If your Bitcoin is worth a million dollars in December and is then worth 100k in April, you still owe taxes on a million dollars.
But you don’t owe taxes until you sell. For now it’s taxes on capital gains, not on held assets.
I thought the law was a little more complex than that. I remember reading a bunch of stuff about when capital gains doesn't apply. Antiquated clusterfuck.
Either way I'm still counting on people to be lazy, do their taxes at the last minute, and be forced to burn down liquidity early April.
@preparedwombat is correct. You only have a capital gains event when you sell.
What people screw up though is what constitutes a sale.
Sent some BTC for some animation work? That's a capital gains event.

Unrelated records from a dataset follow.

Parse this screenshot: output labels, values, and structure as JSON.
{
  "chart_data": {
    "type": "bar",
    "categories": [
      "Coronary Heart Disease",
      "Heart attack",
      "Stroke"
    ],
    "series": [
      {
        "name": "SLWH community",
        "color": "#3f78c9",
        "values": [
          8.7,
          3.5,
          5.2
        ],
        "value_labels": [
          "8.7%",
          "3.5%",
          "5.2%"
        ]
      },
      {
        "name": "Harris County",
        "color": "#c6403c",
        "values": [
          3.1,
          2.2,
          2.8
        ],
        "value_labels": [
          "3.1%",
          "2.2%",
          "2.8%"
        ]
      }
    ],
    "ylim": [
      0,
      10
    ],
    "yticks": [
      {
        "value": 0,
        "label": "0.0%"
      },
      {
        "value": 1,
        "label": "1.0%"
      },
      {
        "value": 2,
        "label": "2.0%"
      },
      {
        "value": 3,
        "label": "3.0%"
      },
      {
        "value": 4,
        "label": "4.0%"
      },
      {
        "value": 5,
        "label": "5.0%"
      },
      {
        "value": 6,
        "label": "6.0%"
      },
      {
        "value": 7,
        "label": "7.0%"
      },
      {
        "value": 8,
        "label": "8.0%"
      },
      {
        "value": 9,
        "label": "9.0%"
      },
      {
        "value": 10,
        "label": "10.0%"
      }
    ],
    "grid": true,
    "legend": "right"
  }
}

Mined some BTC? That's an ordinary income event.
Exchanged BTC for ETH? That's a capital gains event.
Correct.
How is income earned on gaming or entertainment platforms taxed in the USA? If some kid builds something in an MMOG and sells it and gets some amount of that game's internal currency in exchange for it, at which point in time is that considered taxable earned income? At the moment that exchange is made? Or when the internal currency is exchanged for dollars?
The taxable event occurs at the time it is earned, in your example when the MMOG is sold. It doesnt matter when the currency is swapped for dollars. At the time of sale, the currency value needs to be converted into USD for tax purposes (although still could be held in the game's currency).

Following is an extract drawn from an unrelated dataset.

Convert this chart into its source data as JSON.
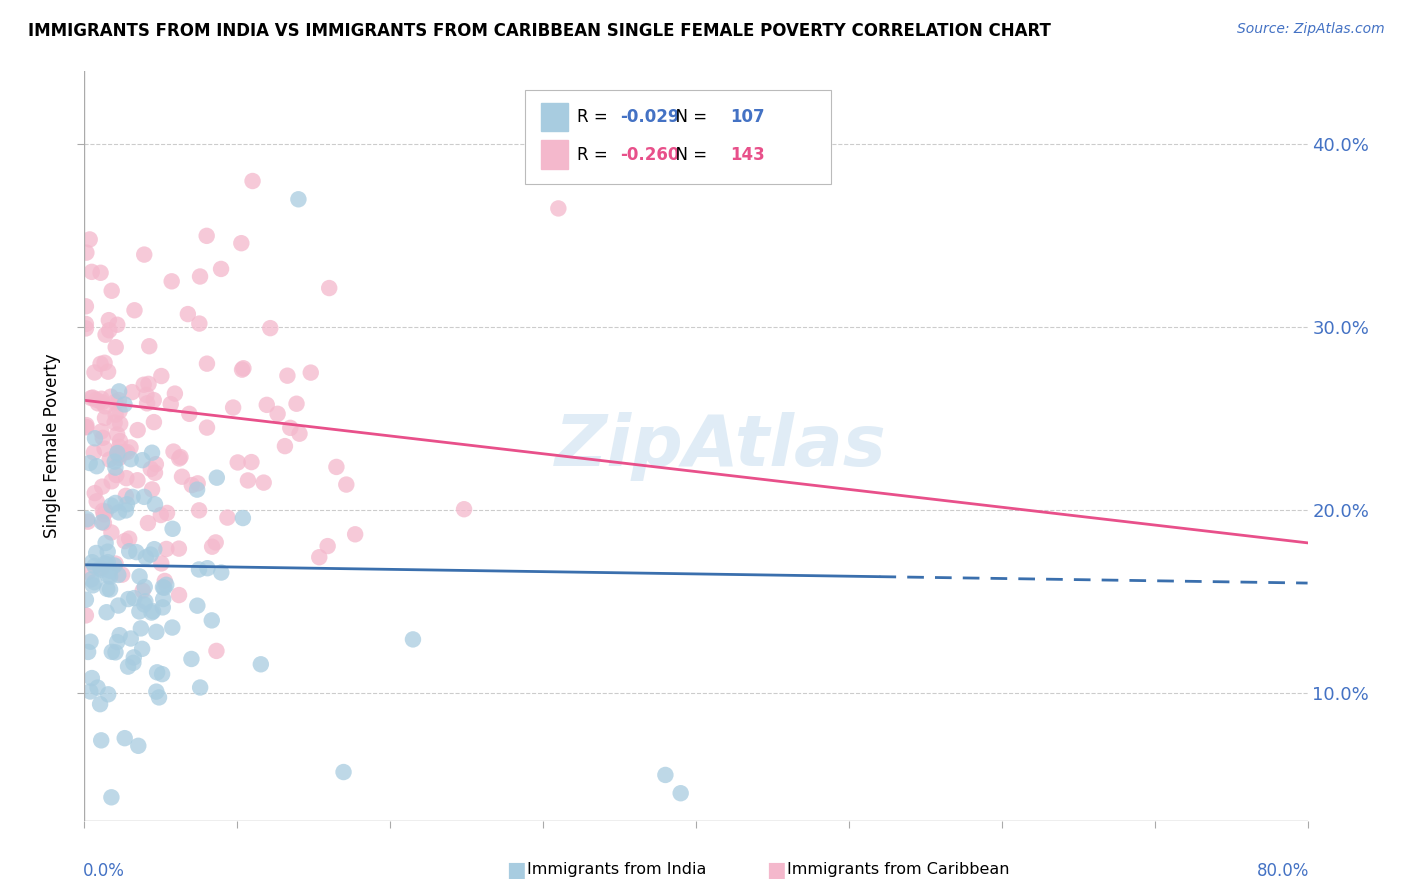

This is presuming the kid did not set up a business which the MMOG was under. If that was the case, a completely different part of the tax code would apply.
It may not be that simple.
The Tax Resolution Institute had this to write about income earned on MMOG's (Massive Multiplayer Online Games) on June 30 2013:
https://www.taxresolutioninstitute.com/taxing-world-of-warcraft-income-taxes-online-gaming-diablo-irs/
The tax authorities of some other countries have clear rules in place for taxing MMOG income. For example, in Finland, income earned by selling assets in an MMOG is only considered taxable when it is swapped for fiat, goods or services, or virtual currencies external to the platform in question:
Section 2.7 in the following guidance settles the matter:
https://www.vero.fi/en/detailed-guidance/guidance/48411/taxation-of-virtual-currencies/
This, or when you trade and the coin being traded gained value from the time you purchased it.
Taxes are not owed on assets unless sold.
Plus it is only on the gains so if someone paid $500K for the $1M BTC, the gain is only $500K. If the BTC was held more than a year, it is capital gains, less it is considered earned income (different tax rates).